Comment on Avraham and Yuracko: Torts and the Paradox of Conservative Justice
11 Pages Posted: 7 Dec 2016
Date Written: December 5, 2016
This paper comments on Ronen Avraham & Kim Yuracko, Torts and Discrimination forthcoming in the Ohio State Law Journal. Professors Avraham and Yuracko’s fine article, Torts and Discrimination, calls our attention to the fact that the entrenched fact of race and gender discrimination exerts a powerful, structural influence on tort damages, especially in bodily injury and wrongful death cases. Damages in tort — and in private law more generally — are reparative. Their role is to put the plaintiff in the position he would have been in but for the defendant’s wrong. Making the plaintiff whole requires that courts determine how the plaintiff’s life would have gone had she not been wrongly harmed. State of the art methods for doing incorporate the effects of objectionable racial and gender discrimination and carry those effects forward. The life expectancy, work-life expectancy, and average wage tables are tailored to the circumstances of men and Caucasians, the more they reflect the legacy of long-term race and gender discrimination and the more they project past discrimination forward.
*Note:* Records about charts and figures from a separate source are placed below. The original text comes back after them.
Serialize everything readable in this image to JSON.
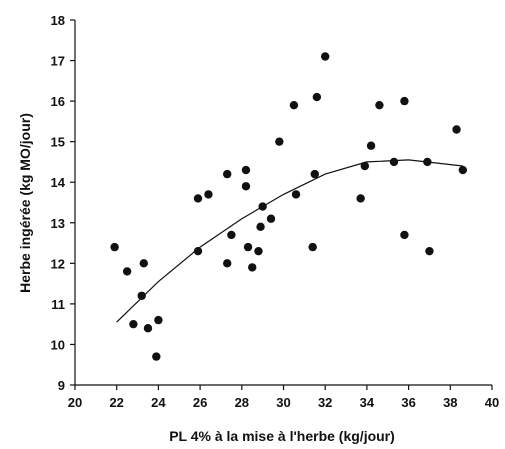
{
  "chart_data": {
    "type": "scatter",
    "xlabel": "PL 4% à la mise à l'herbe (kg/jour)",
    "ylabel": "Herbe ingérée (kg MO/jour)",
    "xlim": [
      20,
      40
    ],
    "ylim": [
      9,
      18
    ],
    "xticks": [
      20,
      22,
      24,
      26,
      28,
      30,
      32,
      34,
      36,
      38,
      40
    ],
    "yticks": [
      9,
      10,
      11,
      12,
      13,
      14,
      15,
      16,
      17,
      18
    ],
    "grid": false,
    "points": [
      {
        "x": 21.9,
        "y": 12.4
      },
      {
        "x": 22.5,
        "y": 11.8
      },
      {
        "x": 22.8,
        "y": 10.5
      },
      {
        "x": 23.2,
        "y": 11.2
      },
      {
        "x": 23.3,
        "y": 12.0
      },
      {
        "x": 23.5,
        "y": 10.4
      },
      {
        "x": 24.0,
        "y": 10.6
      },
      {
        "x": 23.9,
        "y": 9.7
      },
      {
        "x": 25.9,
        "y": 13.6
      },
      {
        "x": 25.9,
        "y": 12.3
      },
      {
        "x": 26.4,
        "y": 13.7
      },
      {
        "x": 27.3,
        "y": 14.2
      },
      {
        "x": 27.3,
        "y": 12.0
      },
      {
        "x": 27.5,
        "y": 12.7
      },
      {
        "x": 28.2,
        "y": 14.3
      },
      {
        "x": 28.2,
        "y": 13.9
      },
      {
        "x": 28.3,
        "y": 12.4
      },
      {
        "x": 28.5,
        "y": 11.9
      },
      {
        "x": 28.8,
        "y": 12.3
      },
      {
        "x": 28.9,
        "y": 12.9
      },
      {
        "x": 29.0,
        "y": 13.4
      },
      {
        "x": 29.4,
        "y": 13.1
      },
      {
        "x": 29.8,
        "y": 15.0
      },
      {
        "x": 30.5,
        "y": 15.9
      },
      {
        "x": 30.6,
        "y": 13.7
      },
      {
        "x": 31.4,
        "y": 12.4
      },
      {
        "x": 31.5,
        "y": 14.2
      },
      {
        "x": 31.6,
        "y": 16.1
      },
      {
        "x": 32.0,
        "y": 17.1
      },
      {
        "x": 33.7,
        "y": 13.6
      },
      {
        "x": 33.9,
        "y": 14.4
      },
      {
        "x": 34.2,
        "y": 14.9
      },
      {
        "x": 34.6,
        "y": 15.9
      },
      {
        "x": 35.3,
        "y": 14.5
      },
      {
        "x": 35.8,
        "y": 16.0
      },
      {
        "x": 35.8,
        "y": 12.7
      },
      {
        "x": 36.9,
        "y": 14.5
      },
      {
        "x": 37.0,
        "y": 12.3
      },
      {
        "x": 38.3,
        "y": 15.3
      },
      {
        "x": 38.6,
        "y": 14.3
      }
    ],
    "fit_curve": {
      "type": "quadratic",
      "points": [
        {
          "x": 22.0,
          "y": 10.55
        },
        {
          "x": 24.0,
          "y": 11.55
        },
        {
          "x": 26.0,
          "y": 12.4
        },
        {
          "x": 28.0,
          "y": 13.1
        },
        {
          "x": 30.0,
          "y": 13.7
        },
        {
          "x": 32.0,
          "y": 14.2
        },
        {
          "x": 34.0,
          "y": 14.5
        },
        {
          "x": 36.0,
          "y": 14.55
        },
        {
          "x": 38.6,
          "y": 14.4
        }
      ]
    }
  }
}
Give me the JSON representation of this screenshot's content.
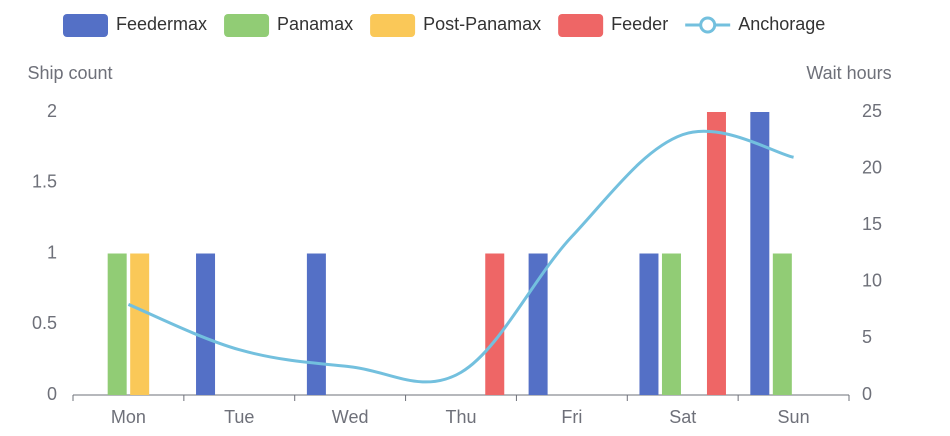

Like a Gordian knot, this problem is difficult to untangle, but easy to cut through. We might end this practice of projecting past discrimination forward by using blended life expectancy, work-life expectancy, and average wage expectancy tables, instead of tailored ones. Administratively, this is a simple change. Judges haves the authority to require the use of blended tables and the tables are there for the using. The hard questions that this remedy raises are not practical or administrative, but theoretical and normative. Why is tort law drawn to project past discrimination forward? And how deeply embedded, normatively, is its commitment to doing so? This Comment argues that the feature of tort law at work here is basic, but not backed by immense normative weight. The feature at issue is central to the law of torts because reparation is central to tort and the use of tailored tables furthers reparation. However, reparation mechanisms which undermine equal right themselves offend important tort values, and cannot claim strong support from justified reliance.